There’s also the inarguable aesthetic superiority of a record. Despite the many great claims made about CDs when they were introduced (it was erroneously stated that scratches wouldn’t affect their performance), no one ever said they were pretty. Indeed, the miniscule dimensions of the CD booklet — with their tiny photos and even tinier print — has been a primary complaint even among those who prefer the CD as a format. Nowadays, in the age of the intangible MP3, the tactile pleasure of a large, thoughtfully designed LP sleeve has never seemed so cherishable.
“It’s got weight, it’s got presence,” Rose says of the LP. “If you’re going to own something, it may as well be the status-elevating vinyl record rather than the CD. Records are something you put on a shelf and it looks good and people flip through them. People don’t really flip through other people’s CD collections.”
Music buyers closer to Rose’s own age — those in their late teens and twenties — might not even have been alive when vinyl was still a widely available format, but they’ve been coming around to it in a big way. As well as buying LPs by the aforementioned classic-rock artists (either second-hand or as newly manufactured reissues), Rose notes that titles by new, up-and-coming acts sell well on vinyl, too. Panda Bear’s 2007 album, Person Pitch, consistently sells out on vinyl, as does last year’s debut album by Seattle indie-rock buzz band Fleet Foxes (whose label, Sub Pop, issued it in a luxurious gatefold sleeve).
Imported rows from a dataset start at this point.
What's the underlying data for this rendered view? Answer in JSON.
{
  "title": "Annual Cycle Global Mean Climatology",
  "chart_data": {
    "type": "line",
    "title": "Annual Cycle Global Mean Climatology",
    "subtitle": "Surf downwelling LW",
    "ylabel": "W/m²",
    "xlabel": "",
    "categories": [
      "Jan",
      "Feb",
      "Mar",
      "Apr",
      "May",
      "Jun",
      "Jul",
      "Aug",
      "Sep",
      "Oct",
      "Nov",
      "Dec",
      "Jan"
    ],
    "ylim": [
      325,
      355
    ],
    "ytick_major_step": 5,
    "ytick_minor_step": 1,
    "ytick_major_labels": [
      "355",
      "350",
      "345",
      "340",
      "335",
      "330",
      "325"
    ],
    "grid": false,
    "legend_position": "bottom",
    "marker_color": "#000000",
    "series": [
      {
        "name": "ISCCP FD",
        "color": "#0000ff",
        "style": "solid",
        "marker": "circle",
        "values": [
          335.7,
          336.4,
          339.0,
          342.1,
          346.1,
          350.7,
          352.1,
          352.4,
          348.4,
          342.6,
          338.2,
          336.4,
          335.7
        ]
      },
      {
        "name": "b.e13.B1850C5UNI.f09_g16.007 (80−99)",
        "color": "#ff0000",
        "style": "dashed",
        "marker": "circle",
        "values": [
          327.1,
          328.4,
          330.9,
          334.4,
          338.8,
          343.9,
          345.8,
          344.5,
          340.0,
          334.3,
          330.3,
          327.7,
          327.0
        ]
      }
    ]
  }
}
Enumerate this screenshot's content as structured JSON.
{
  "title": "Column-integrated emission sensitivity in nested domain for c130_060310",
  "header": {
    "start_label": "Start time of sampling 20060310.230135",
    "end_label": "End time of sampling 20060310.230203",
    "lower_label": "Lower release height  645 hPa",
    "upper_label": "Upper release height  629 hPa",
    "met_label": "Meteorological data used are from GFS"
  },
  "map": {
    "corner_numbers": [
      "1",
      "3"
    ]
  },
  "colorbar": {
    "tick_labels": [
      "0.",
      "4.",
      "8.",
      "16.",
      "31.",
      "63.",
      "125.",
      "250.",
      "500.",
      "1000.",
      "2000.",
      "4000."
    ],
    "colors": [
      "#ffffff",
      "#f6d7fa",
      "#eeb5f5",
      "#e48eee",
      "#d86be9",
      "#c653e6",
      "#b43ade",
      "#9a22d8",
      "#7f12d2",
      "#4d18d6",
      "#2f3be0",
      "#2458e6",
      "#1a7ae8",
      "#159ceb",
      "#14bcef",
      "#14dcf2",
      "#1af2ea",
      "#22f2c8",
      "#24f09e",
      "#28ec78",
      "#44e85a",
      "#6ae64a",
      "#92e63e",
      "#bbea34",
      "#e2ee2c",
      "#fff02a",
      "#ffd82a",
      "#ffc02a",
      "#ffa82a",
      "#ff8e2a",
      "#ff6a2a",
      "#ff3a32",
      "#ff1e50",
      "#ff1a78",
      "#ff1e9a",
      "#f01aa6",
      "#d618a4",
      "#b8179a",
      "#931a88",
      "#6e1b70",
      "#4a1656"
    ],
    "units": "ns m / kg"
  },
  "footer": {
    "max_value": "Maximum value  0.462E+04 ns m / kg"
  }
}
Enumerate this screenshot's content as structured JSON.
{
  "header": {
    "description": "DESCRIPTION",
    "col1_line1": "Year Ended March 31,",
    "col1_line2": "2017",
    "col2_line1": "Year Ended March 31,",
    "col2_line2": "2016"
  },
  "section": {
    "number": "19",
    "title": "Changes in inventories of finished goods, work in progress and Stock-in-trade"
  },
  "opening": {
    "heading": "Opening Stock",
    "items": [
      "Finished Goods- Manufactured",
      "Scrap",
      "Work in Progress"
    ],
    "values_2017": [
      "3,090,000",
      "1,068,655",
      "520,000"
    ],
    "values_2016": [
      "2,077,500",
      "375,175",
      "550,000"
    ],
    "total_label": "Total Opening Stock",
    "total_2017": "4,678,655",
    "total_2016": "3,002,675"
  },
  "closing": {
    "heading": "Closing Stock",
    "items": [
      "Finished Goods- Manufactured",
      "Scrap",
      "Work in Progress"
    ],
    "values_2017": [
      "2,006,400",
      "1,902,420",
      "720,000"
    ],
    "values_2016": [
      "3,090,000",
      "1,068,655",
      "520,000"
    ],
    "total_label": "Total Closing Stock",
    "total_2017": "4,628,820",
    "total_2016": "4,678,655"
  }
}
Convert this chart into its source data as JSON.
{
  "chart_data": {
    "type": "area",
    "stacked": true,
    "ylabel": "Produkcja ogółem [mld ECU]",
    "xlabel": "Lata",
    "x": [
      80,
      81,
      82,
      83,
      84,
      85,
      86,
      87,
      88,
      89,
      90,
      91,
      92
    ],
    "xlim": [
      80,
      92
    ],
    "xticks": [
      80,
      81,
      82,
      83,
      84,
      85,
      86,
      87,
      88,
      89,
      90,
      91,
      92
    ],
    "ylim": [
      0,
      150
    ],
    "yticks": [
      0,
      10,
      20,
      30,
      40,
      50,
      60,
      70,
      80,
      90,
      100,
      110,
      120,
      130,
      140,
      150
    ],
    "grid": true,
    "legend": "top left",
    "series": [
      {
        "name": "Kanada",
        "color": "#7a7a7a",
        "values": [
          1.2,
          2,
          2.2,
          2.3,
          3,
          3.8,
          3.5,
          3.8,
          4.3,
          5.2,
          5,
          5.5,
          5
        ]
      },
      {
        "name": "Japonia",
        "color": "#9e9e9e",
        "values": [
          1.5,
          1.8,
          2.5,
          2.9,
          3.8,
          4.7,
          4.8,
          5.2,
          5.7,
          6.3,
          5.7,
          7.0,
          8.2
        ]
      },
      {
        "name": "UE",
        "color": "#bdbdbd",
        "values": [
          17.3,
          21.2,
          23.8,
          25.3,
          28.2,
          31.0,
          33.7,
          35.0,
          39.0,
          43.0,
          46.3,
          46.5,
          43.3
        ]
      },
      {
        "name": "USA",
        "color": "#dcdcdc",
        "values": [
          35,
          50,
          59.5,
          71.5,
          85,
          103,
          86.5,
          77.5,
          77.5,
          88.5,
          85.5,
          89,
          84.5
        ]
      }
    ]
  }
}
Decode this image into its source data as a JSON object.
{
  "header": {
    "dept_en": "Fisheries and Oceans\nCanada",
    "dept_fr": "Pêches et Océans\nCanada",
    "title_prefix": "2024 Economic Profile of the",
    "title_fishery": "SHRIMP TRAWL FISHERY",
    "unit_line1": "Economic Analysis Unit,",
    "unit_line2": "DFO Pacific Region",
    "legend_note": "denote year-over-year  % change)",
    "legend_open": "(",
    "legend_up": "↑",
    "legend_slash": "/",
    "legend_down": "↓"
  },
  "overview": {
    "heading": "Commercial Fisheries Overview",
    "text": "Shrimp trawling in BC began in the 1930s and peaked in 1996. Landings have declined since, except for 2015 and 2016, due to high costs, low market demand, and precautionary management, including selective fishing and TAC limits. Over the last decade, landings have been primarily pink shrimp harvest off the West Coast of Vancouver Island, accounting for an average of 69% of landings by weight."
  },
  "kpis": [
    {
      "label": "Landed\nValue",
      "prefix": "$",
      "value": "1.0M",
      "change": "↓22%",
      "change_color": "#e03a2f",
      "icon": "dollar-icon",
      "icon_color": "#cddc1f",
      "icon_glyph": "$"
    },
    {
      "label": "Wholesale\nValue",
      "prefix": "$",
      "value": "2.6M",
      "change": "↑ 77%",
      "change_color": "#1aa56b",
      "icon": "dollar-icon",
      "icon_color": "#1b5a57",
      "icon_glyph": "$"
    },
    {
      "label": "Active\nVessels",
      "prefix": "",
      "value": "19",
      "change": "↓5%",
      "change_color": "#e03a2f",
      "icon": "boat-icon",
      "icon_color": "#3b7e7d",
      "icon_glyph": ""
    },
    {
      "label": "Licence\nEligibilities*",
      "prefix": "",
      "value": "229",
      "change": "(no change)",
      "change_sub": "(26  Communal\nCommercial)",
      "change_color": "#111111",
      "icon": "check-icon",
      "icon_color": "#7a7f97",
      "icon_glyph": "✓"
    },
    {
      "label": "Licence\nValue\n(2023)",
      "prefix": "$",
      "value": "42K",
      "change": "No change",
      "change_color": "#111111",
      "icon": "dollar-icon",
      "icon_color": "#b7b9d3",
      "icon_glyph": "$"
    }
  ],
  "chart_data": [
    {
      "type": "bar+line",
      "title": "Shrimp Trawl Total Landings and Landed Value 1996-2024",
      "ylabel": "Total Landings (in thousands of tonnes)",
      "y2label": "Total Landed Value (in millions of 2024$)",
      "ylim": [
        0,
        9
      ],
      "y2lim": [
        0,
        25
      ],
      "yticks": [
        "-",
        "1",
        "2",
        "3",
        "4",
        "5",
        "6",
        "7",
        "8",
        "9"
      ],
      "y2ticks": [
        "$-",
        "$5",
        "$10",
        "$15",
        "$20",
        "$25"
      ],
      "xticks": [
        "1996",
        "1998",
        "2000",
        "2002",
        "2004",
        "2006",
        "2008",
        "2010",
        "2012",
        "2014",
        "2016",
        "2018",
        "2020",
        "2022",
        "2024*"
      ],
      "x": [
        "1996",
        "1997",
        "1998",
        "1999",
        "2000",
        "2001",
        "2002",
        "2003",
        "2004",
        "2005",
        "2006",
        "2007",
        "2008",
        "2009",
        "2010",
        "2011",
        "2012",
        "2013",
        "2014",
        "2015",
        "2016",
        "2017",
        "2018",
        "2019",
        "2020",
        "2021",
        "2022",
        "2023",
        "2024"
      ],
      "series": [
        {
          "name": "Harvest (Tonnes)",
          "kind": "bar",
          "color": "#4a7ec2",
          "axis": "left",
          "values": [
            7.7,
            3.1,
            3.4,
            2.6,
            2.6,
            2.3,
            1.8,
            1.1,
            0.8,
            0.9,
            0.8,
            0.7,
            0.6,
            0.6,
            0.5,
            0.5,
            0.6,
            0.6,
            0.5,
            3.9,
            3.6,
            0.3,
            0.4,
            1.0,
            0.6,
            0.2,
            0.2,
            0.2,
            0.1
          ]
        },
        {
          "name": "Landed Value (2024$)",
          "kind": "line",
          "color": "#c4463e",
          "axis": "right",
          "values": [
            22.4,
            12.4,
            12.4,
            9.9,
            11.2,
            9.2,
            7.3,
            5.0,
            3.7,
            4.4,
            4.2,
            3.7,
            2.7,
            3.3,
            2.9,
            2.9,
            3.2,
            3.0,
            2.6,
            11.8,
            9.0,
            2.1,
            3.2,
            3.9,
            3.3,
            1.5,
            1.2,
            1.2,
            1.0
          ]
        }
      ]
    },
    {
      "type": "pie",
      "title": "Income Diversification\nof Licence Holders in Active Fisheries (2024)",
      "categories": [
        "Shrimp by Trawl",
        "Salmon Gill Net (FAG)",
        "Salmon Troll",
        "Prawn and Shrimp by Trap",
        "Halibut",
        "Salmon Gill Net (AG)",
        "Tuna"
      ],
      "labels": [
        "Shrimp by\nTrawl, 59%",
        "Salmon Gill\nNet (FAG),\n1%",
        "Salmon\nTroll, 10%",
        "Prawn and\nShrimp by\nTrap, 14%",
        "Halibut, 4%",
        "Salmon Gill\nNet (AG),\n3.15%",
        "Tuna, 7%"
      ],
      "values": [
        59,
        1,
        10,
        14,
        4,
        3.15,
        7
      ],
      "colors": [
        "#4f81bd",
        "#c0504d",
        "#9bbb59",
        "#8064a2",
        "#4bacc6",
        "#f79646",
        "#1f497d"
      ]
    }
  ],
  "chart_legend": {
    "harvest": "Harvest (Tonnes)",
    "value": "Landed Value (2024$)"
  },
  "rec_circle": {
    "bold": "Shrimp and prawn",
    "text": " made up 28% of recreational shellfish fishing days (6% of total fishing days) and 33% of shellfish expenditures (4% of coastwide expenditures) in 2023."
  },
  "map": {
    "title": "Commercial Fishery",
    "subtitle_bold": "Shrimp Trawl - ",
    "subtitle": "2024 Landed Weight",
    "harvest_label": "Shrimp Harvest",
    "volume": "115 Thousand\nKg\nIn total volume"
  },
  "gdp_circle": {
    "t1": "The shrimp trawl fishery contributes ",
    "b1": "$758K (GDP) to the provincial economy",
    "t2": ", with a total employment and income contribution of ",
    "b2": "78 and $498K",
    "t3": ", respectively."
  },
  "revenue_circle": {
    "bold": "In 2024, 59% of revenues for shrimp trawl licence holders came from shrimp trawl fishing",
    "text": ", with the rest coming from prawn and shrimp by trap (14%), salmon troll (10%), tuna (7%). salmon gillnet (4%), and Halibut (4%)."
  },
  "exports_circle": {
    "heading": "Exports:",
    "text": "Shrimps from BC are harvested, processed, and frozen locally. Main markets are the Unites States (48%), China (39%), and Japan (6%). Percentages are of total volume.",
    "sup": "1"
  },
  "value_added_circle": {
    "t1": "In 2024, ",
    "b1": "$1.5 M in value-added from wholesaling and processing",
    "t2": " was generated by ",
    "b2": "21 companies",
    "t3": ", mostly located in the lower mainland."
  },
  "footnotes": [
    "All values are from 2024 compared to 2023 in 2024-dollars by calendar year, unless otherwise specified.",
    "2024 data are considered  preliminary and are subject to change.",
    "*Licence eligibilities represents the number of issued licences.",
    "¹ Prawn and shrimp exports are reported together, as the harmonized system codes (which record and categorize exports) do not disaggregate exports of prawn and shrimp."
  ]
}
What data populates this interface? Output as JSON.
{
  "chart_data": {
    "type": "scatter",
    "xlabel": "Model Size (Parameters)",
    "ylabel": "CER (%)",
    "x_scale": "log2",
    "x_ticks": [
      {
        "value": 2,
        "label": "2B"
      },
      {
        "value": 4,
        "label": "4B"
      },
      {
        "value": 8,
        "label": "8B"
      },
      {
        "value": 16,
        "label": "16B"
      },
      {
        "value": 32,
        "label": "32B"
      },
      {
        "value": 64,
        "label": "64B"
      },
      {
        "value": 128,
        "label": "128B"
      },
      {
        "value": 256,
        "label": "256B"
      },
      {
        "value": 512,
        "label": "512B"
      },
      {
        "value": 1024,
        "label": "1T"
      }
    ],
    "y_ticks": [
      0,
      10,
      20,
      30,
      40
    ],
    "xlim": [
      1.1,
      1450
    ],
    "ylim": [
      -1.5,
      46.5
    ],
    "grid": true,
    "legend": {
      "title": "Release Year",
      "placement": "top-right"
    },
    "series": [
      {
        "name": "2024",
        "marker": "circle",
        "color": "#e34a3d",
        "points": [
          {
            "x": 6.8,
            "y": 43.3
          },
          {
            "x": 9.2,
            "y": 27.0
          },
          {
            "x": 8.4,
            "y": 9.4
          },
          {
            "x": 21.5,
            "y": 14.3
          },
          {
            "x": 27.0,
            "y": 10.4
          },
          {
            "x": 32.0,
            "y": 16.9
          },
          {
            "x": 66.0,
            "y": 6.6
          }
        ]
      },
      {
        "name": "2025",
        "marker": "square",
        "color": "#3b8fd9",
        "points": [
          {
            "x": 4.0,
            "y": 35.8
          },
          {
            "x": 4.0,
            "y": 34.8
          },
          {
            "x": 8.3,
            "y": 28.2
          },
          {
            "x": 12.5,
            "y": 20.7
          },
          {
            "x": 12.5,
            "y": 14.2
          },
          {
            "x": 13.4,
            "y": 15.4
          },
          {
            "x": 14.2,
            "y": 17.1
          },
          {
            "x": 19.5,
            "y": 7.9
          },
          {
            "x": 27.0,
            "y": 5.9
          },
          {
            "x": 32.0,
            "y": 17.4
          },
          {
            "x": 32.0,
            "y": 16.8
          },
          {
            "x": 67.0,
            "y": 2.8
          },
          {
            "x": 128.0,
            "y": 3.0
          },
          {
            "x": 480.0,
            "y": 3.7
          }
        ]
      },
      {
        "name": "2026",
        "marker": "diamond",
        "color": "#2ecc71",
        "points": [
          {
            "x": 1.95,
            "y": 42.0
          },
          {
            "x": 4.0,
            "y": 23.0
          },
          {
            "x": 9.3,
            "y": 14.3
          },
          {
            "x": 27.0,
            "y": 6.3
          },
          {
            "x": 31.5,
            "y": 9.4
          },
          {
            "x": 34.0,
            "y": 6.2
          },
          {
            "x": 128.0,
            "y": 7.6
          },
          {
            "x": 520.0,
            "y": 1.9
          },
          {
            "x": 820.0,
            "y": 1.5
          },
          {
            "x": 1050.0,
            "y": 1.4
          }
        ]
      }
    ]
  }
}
Best of all, as vinyl’s popularity continues to rise, so does the quality and value of its pressings. Indie labels such as Matador, Merge, and reissue specialist 4 Men With Beards regularly press their releases on 180-gram heavyweight vinyl. Some of them even include a coupon for a one-time-only download of the very album you’ve just bought, so you can listen to it on your iPod, computer or CD player, too.
In a way, vinyl has become the music world’s equivalent of an artisan cottage industry. The few manufacturing plants that remain tend to take their craft very seriously, so the warm sound and aesthetic detail that make the LP so special are presided over with greater care than ever before. “The generation of people that are [manufacturing] records now, they’ve been doing it for 30 years or more, and they learned from people who had been doing it since the dawn of mass-produced vinyl,” Rose says. “For the most part, quality is high, and it’s going to only continue to get better as people demand more.”